2.2.1. The Generator Structure of the LRGAN Model

The generator structure in the LRGAN model is shown in Figure 6.

2.2.2. Generator Activation Functions

In the backpropagation process of neural networks, division is required to compute the derivative of the activation function in order to obtain the error gradients. This can result in high computational complexity and is prone to the vanishing gradient problem. The sigmoid function, when used in deep neural networks during backpropagation, exhibits a low rate of change in the saturated region, causing its derivative to approach zero. As a result, this can lead to the loss of information during propagation, resulting in information saturation, which hinders normal training of deep networks. Therefore, in the output layer of the generator, this paper abandons the sigmoid activation function with a Lipschitz constant of 1/4 and instead opts for the tanh activation function with a Lipschitz constant of 1 to better control the output range of the generator and avoid information saturation. The expression of the tanh function is shown in Equation (20), and the function curve is depicted in Figure 7.
tanh x = sinh x cosh x = e x e x e x + e x
As shown in Figure 7, the Tanh function is centrally symmetric with a mean of 0, and it can map a 0–1 Gaussian distribution to values near 0, maintaining the zero mean property. Additionally, because it has both positive and negative values, it allows for faster discrimination of inputs from the previous layer. This leads to faster convergence and helps mitigate the issue of high computational complexity caused by backpropagation. It reduces the computational overhead in multi-layer networks, making it more suitable for the generator’s requirement of multi-layer network backpropagation.

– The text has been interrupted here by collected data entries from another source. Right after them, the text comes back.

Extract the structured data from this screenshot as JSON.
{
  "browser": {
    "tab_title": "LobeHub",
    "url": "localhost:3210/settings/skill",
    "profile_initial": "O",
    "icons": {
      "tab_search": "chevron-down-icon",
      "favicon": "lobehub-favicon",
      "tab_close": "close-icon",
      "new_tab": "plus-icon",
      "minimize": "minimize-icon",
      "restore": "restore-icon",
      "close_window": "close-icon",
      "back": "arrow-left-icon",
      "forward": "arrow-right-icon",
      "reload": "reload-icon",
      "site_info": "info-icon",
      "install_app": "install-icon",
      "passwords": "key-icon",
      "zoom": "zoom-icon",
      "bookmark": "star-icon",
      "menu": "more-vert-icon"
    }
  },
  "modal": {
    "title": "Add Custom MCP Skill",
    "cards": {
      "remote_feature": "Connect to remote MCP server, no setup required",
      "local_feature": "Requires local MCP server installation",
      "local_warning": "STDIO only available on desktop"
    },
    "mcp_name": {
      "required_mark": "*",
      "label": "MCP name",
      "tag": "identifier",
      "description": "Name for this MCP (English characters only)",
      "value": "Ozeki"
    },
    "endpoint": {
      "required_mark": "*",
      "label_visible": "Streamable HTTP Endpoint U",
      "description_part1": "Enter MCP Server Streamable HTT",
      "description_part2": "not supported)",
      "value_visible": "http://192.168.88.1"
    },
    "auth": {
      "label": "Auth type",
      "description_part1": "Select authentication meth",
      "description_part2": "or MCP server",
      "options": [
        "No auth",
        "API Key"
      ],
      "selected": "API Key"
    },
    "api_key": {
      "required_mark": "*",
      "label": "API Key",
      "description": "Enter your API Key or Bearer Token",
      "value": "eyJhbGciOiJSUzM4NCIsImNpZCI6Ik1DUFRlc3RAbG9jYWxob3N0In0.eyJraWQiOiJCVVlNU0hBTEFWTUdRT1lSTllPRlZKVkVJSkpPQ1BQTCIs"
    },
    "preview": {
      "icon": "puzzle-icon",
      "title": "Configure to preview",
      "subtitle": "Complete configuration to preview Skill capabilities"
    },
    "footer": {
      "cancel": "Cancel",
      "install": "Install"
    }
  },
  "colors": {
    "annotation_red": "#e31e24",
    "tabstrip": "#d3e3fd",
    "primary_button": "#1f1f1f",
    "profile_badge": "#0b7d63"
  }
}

2.2.3. Nine-Layer Residual Network

To prevent the model from collapsing due to the accumulation of network layers, this paper introduces a residual module into the generator, with the number of residual network layers set to nine. The last layer uses a tanh activation function, while the other layers use the ReLU activation function. With this nine-layer residual network design, the module can avoid introducing additional computational complexity or increasing the risk of overfitting when expanding the network’s depth and width. At the same time, the residual connections ensure the continuity and effectiveness of deep features, allowing information to flow freely without the need for complex nonlinear transformations. The structure of the nine-layer residual generator is shown in Table 1.
In the generator, the residual block allows the neural network to skip one or more layers without adding extra parameters or increasing computational complexity. The residual module increases the network’s depth, enhancing its expressive power, while effectively preventing overfitting and addressing training instability caused by gradient explosion.

3. Experimental Process

3.1. Data Preparation and Experimental Procedures

The industrial camera used in the experiment is the MV-CA004-10UC advanced area scan camera from Hikrobot. The camera uses the Song IM287CMOS chip, and the soldering site is shown in Figure 8.
During the weld seam tracking process, 36 video sets were captured. Due to the high similarity between consecutive frames, one image was selected every 20 frames when capturing images from the video. In total, 2513 laser welding stripe images of 1280 × 700 size were obtained. Although the similarity of noise such as arcs and spatter within the same welding path is low, the similarity of the laser stripes remains high. Therefore, after manually reviewing the 2513 welding seam images, 1468 images with lower similarity were selected for the dataset, as shown in Figure 9.
To validate the effectiveness of the proposed model, an experimental process was designed as shown in Figure 10.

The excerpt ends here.